Indeed, just as Eliyahu's first appearance is sudden and dramatic, in the midst of his activity, as it were, so his departure is surprising, inexplicable, and without any prior signs of failing strength: (v. 1) "And it was, when God took up Eliyahu in a storm to the heavens…"  Eliyahu does not complete his mission; he is taken in the midst of his activity.  The story of his prophecy is one that ends in the middle. 


Should Eliyahu's abrupt ascent be regarded as some sort of punishment for this zealous prophet?  This seems unlikely, since Eliyahu's departure is not through death.  Rather, Eliyahu does not die, in order that he will be able to continue to be active amidst the reality of Jewish history in the generations to come and to amend the zealous prophetic approach that characterizes the period of his activity described in Sefer Melakhim.  This amendment will become possible when Eliyahu returns to his people and becomes aware of the great change that has taken place: this is no longer a nation "straddling the two options" (18:21) alternating between worshipping Ba'al and worshipping God; Achav and Izevel (and their like) are no longer the leaders.  Instead of a strong nation dwelling securely in its land and exposing itself to pagan influences, Eliyahu encounters an abused people, suffering persecution and fighting to survive – precisely because of their stubborn loyalty to God.  Then Eliyahu gathers his supernatural strength to help this persecuted nation and its individual members to withstand their struggle for survival.  Instead of being zealous for God, as has been his way throughout Sefer Melakhim, Eliyahu will now be zealous for the welfare of Israel, and he will act to that end.  His arguments in heaven will also be reversed, and he will become Israel's defender before God.  Thus he corrects and heals his path.  His zealousness will now be whole and perfect, insofar as it will be directed to the welfare of Israel.


It is impossible for the image of this great prophet to remain as incomplete and one-sided as depicted in Sefer Melakhim.  That which Moshe and Yirmiyahu merit to realize and fulfill during their lifetimes is completed by Eliyahu after his ascent to heaven, in his reappearances amongst Israel.

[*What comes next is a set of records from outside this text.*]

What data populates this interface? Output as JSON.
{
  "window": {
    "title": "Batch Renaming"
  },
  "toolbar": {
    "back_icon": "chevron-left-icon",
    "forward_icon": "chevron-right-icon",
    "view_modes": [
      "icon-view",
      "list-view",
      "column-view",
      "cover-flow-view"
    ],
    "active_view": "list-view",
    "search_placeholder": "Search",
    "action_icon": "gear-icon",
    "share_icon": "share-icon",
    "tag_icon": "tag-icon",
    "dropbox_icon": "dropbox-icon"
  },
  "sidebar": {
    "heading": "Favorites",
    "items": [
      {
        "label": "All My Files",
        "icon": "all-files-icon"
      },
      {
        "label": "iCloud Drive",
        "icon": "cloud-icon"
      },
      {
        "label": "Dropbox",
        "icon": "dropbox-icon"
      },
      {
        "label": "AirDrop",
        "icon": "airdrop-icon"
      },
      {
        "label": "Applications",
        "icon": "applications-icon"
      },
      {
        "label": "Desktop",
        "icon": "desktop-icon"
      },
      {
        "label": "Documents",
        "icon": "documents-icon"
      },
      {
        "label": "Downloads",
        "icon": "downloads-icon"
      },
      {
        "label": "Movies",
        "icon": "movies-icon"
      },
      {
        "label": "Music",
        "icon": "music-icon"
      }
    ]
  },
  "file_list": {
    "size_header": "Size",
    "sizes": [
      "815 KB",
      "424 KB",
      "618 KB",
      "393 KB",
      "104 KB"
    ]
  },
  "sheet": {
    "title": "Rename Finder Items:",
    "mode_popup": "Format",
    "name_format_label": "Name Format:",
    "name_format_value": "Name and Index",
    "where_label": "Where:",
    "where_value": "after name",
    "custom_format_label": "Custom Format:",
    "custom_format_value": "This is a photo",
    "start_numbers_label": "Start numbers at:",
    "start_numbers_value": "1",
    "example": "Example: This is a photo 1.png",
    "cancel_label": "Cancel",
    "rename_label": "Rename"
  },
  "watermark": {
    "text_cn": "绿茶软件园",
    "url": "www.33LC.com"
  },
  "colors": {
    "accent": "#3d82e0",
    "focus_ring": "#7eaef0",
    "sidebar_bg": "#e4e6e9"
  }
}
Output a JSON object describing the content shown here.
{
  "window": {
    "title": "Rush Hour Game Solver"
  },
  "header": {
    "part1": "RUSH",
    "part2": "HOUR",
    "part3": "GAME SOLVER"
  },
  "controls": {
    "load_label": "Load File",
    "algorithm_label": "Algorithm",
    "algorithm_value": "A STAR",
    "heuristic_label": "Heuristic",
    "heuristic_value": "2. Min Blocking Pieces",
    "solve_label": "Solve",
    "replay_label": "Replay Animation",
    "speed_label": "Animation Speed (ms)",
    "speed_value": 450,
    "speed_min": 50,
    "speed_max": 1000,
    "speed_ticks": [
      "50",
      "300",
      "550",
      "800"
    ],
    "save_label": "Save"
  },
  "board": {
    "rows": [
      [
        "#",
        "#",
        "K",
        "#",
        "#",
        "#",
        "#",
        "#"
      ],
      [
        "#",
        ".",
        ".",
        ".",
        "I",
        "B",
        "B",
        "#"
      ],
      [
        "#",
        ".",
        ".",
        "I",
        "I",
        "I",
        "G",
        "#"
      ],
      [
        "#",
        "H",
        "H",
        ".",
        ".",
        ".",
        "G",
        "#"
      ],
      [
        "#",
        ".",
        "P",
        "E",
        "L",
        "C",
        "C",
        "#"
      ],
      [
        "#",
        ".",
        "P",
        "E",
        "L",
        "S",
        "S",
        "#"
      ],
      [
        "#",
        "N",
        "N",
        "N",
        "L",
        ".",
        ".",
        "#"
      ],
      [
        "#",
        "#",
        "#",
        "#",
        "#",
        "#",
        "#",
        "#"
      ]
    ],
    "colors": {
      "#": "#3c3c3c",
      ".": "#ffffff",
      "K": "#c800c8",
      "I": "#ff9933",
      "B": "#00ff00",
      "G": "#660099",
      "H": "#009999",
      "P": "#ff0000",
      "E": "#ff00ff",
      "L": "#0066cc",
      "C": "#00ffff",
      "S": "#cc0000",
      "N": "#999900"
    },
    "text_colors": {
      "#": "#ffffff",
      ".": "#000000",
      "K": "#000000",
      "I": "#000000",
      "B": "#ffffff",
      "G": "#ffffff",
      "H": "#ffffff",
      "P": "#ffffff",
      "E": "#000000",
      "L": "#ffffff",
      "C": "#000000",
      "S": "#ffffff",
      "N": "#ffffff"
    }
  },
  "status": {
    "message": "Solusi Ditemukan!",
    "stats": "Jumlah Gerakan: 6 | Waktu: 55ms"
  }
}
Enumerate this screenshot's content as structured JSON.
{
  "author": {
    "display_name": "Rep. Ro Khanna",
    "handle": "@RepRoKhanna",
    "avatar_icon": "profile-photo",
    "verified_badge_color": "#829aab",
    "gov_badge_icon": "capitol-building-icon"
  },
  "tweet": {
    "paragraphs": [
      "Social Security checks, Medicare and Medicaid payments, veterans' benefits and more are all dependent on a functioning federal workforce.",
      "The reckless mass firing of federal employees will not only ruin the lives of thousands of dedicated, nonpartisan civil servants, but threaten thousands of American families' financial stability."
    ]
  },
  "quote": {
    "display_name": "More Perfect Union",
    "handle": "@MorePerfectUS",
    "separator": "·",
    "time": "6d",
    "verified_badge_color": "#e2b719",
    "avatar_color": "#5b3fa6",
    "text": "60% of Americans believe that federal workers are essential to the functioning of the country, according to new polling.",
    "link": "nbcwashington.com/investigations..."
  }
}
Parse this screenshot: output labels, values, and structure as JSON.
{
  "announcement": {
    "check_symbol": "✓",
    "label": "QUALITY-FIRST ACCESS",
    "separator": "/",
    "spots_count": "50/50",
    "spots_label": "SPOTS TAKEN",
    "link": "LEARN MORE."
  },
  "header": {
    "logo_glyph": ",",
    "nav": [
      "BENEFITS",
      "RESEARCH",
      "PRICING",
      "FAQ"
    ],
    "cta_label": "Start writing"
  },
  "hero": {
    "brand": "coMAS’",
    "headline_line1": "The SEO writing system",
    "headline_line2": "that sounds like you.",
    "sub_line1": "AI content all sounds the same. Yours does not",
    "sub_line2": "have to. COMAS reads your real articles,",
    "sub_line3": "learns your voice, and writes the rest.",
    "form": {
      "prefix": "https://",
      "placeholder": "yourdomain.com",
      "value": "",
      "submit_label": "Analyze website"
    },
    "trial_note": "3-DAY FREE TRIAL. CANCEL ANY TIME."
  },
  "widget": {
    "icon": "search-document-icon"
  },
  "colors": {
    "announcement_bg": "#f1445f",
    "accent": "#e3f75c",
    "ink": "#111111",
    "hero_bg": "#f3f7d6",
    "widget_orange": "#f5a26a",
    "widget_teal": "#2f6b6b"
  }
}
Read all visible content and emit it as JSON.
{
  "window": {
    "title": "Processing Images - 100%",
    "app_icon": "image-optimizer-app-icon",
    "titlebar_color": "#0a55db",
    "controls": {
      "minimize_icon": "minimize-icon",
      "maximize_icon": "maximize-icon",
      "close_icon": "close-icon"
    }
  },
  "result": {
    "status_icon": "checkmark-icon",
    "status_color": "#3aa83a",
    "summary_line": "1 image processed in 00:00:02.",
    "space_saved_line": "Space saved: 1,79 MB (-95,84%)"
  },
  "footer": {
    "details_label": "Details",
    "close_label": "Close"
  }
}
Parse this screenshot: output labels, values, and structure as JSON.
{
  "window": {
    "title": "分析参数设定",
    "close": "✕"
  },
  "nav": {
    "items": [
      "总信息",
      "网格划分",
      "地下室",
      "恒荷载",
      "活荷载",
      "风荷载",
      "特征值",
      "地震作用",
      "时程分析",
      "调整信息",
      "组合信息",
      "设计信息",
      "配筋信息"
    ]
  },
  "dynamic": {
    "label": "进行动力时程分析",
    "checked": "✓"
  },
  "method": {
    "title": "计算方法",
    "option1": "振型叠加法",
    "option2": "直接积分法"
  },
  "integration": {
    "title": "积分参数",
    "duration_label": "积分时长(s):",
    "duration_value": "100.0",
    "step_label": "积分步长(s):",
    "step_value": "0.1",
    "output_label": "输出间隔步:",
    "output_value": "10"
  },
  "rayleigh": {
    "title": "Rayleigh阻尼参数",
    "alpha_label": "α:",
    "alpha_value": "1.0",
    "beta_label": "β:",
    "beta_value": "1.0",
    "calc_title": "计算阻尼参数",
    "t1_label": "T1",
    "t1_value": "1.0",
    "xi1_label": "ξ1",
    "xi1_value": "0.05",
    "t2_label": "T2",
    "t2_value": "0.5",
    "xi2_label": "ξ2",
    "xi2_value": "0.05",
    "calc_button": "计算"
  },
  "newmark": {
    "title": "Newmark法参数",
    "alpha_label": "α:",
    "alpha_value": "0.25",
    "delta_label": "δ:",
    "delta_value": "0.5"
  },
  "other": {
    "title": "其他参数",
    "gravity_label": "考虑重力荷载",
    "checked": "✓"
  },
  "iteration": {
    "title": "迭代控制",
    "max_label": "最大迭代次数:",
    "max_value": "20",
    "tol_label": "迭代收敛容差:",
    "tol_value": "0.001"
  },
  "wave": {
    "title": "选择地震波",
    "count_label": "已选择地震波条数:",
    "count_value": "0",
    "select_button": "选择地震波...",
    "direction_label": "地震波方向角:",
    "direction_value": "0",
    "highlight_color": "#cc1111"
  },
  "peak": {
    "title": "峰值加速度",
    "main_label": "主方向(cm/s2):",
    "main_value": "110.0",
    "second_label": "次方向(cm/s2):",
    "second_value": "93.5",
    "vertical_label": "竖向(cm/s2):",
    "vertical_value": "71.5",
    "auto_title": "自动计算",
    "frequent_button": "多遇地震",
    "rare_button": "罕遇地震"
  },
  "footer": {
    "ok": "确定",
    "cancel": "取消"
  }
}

Eliyahu's criticism of Am Yisra'el, the Jewish people, reflects the perspective of a prophet living in a very specific generation.  However, the prophet in his lifetime views only a very small portion of the historical reality.  The truth about Am Yisra'el is revealed to Eliyahu only over the course of all of the generations until the final redemption, as he encounters the nation in its future states.  Eliyahu then acknowledges the unfairness of his criticism, and this acknowledgment is expressed in the very actions that he is destined to perform; i.e., in his own turnaround.


It is not only the tikkun (repair) of Eliyahu's way that is expressed in his reappearance after his ascent; the manner of his reappearance represents something of a retroactive cleansing of his image in Tanakh, amending the impression of him and of his motives that arises form Sefer Melakhim.  Thus we find in the Midrash (Pesikta Rabbati 44, "Shuva Yisra'el"):


It is said of Hoshe'a and of Eliyahu that they were cruel.  Heaven forbid!  They were not cruel, for would a cruel person save [his victims]…


When Eliyahu saw Benei Yisra'el straying after Achav, he said: "It is better that they have three years of famine, rather than falling into the bottomless pit."  In other words, Eliyahu did this to them out of love.


Admittedly, "Eliyahu did this (decreeing famine) to them out of love," but his love for them in Sefer Melakhim is hidden, while his rebuke is overt and painful.  He causes them real suffering – even if he does this out of caring and concern – and therefore people err and think that Eliyahu is cruel.


Eliyahu's reappearance shows that his heart burns with passion for Israel.  His hidden love rises to the surface and is manifest to all; thus, his image is cleansed and his motives clarified – retroactively.


Thus, it turns out that the contrast between Eliyahu's image as arising from his appearance in the Aggada and his image as arising from the stories about him in Sefer Melakhim reflects necessary correction and repair.  It is the key and the solution to the question of his wondrous ascent, live, to the heavens, as well as to the question of his reappearance over the course of all generations.